Questions and answers are broadly summarised as follows:

Will there be a one-Yorkshire devolution deal, replacing Dan Jarvis’s Sheffield City Region? There is no great appetite for it. A proposal was made for devolution to the north east but it was rejected.

Will there be a resolution the representation of nationalist parties on regional committees in the House of Commons, and the Committee on the Future Relationship with the European Union, or does the government think it can do what it wants now it has a majority? The Future Relationship committee is only due to exist for one year so its composition won’t be that important. As for Scotland, the SNP chair might decide to hold all the meetings in Scotland, knowing it will be impractical for English Conservatives to fly north two days a week.

For the “leveling up” project, wouldn’t it be better to give greater powers to existing local authorities rather than creating new assemblies? There has to be a balance between devolution and centralism. The UK government doesn’t want to give so much away that its own authority is undermined. The treasury has been happy to let local councils set business rates, but less keen to devolve other tax-raising powers. Notably Margaret Thatcher abolished metropolitan county councils because they were using their powers to impose tax policies that were contrary to her will, and in some cases illegal. There’s also the risk that if you give powers to the north then the south will start wanting them as well.

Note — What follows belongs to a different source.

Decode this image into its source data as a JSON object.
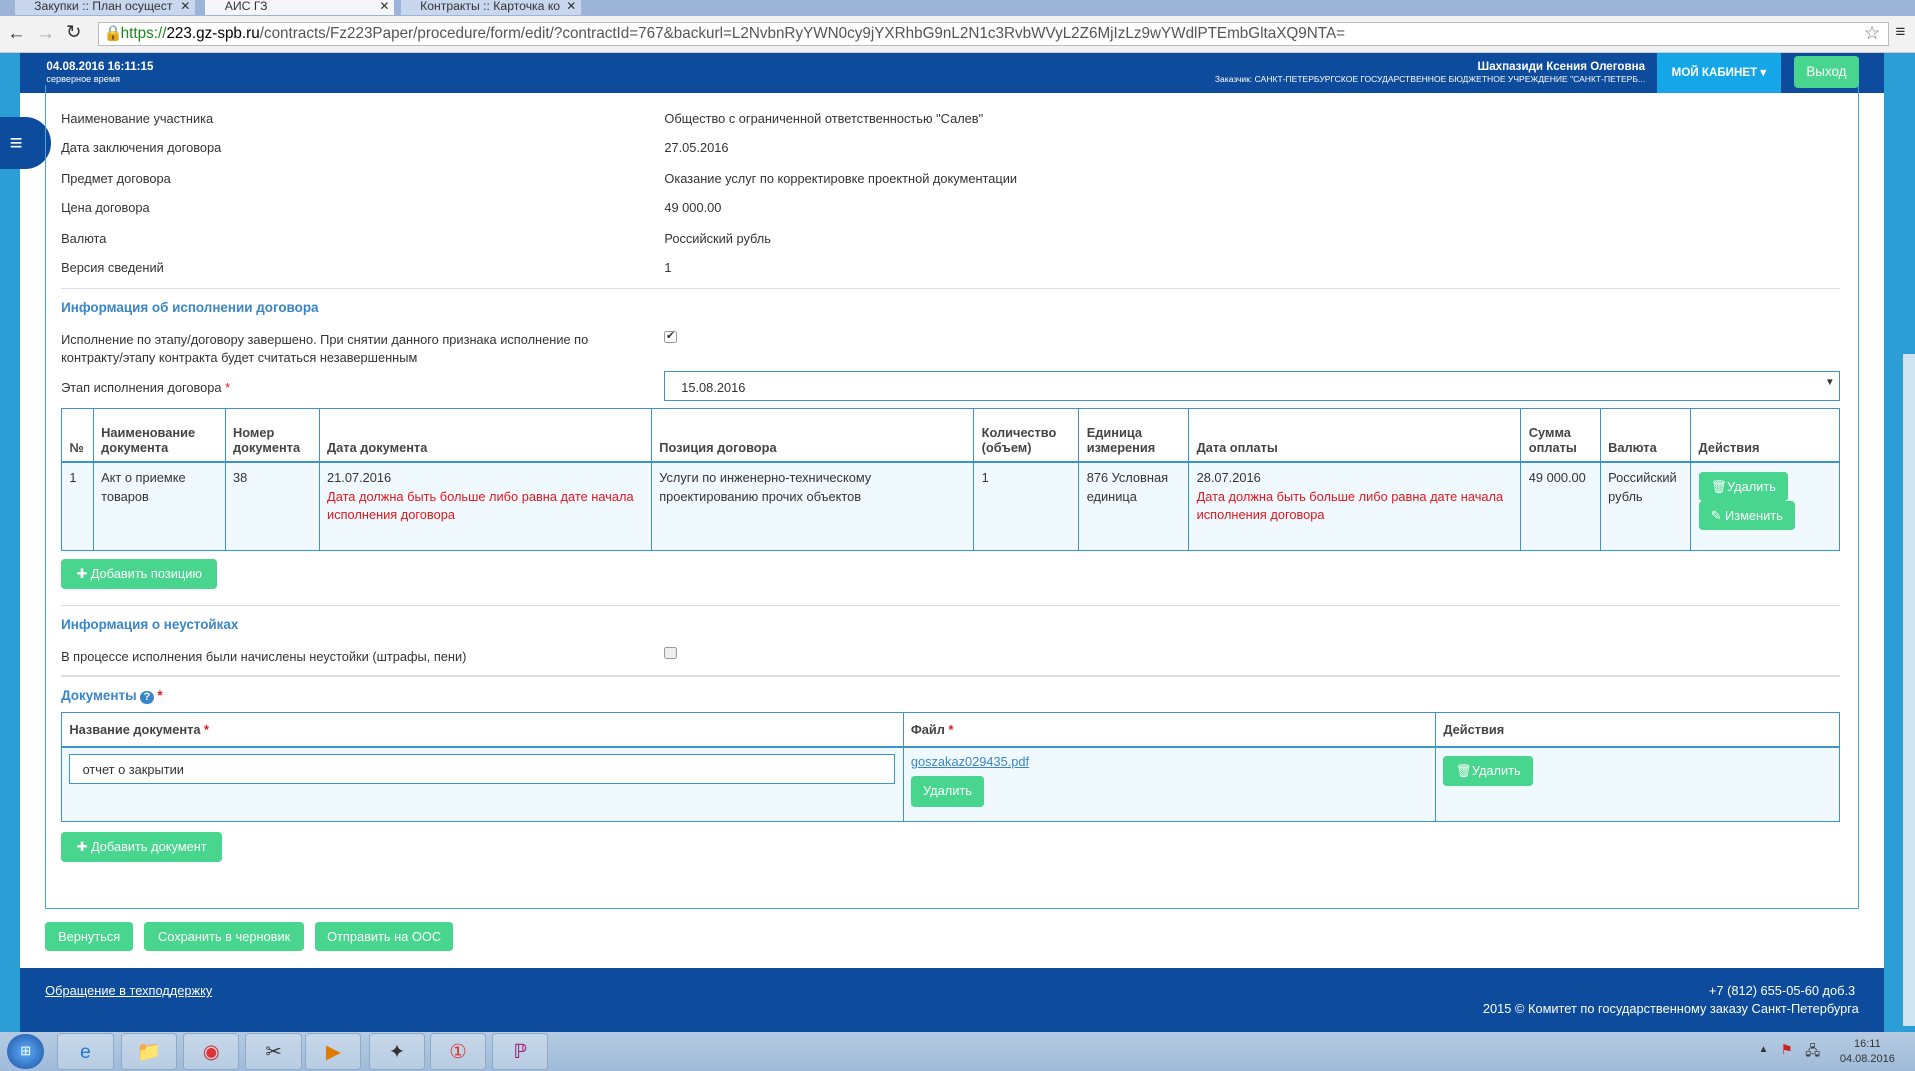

As is becoming a trend, I asked the final question of the sitting. Jumping on the points made in the answer given just before, I enquired as to the sustainability of the last twenty years’ devolution policy given the tendency towards competitive nationalisms in different regions – would devolution tend to a point where all parties and groups were appeased, or would the lower administrations continue demanding more and more powers be ceded until the central government had nothing left?

Evans replied that the current trend was not sustainable, pointing to similar goings-on in Spain. He noted that the Scottish Parliament was probably the most powerful provincial legislature outside the Swiss Cantons, yet the National Party still continue to insist on devolution going further. He brought up a request for Scotland to have a separate immigration policy, given its demographic differences from the rest of the UK. He also said that devolutionary politics depend on who is in power in which place, and that voters may eventually get tired of continual constitutional debates. He said that the central administration recognises the need, much of the time, to reject calls for further concessions, but that sometimes it was politically impossible to resist. If, for instance, the last general election had resulted in a Labour minority government, it may have been dependent on SNP support and therefore compelled to allow more powers to be devolved to Holyrood. The main point, Dr Evans said, is that since 1949 the UK has accepted the principle of self-determination: that if a people really don’t want government by Westminster then they cannot feasibly be forced to accept it.